Background
Nash was born in Opelousas (the seat of Street Landry Parish) in south Louisiana.
Nash was born in Opelousas (the seat of Street Landry Parish) in south Louisiana.
He attended the common schools and was a bricklayer by trade.
He was Louisiana"s first African American Congressman and would remain the state"s only black United States. Representative for more than a century — until 1991, when William J. Jefferson"s tenure in the 2nd Louisiana District began. During the American Civil War, he enlisted in 1863 as a private in the Eighty-second Regiment, United States Volunteers, and was promoted to the rank of sergeant major. (This regiment is listed in the United States Colored Troops in the Mobile Campaign Union order of battle) Nash was severely wounded near the end of the war, at the Battle of Fort Blakely in Alabama, April 1865.
He lost part of his legal
After the war Charles Nash was a businessman and was appointed night inspector of United States. customs. Nash was elected as a Republican to the Forty-fourth Congress (March 4, 1875 – March 3, 1877).
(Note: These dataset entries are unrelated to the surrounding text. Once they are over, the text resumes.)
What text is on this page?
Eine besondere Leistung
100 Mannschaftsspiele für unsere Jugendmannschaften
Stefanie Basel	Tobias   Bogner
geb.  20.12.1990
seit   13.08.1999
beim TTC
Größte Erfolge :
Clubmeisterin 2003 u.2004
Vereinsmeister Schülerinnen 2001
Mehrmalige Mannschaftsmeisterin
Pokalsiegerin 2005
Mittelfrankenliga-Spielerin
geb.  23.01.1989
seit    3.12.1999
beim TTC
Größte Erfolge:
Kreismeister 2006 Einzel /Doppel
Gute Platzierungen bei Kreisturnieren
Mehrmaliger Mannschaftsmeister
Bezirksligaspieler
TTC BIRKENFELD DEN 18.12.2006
He was unsuccessful as a candidate for reelection in 1876, as Redeemers regained control of Louisiana politics. He served briefly as postmaster at Washington in Saint Landry Parish, Louisiana, during the Chester A. Arthur administration, only from February 15 to May 1, 1882.
Charles Edmund Nash died in New Orleans at the age of sixty-nine.
He was interred there in Saint Louis Cemetery Number.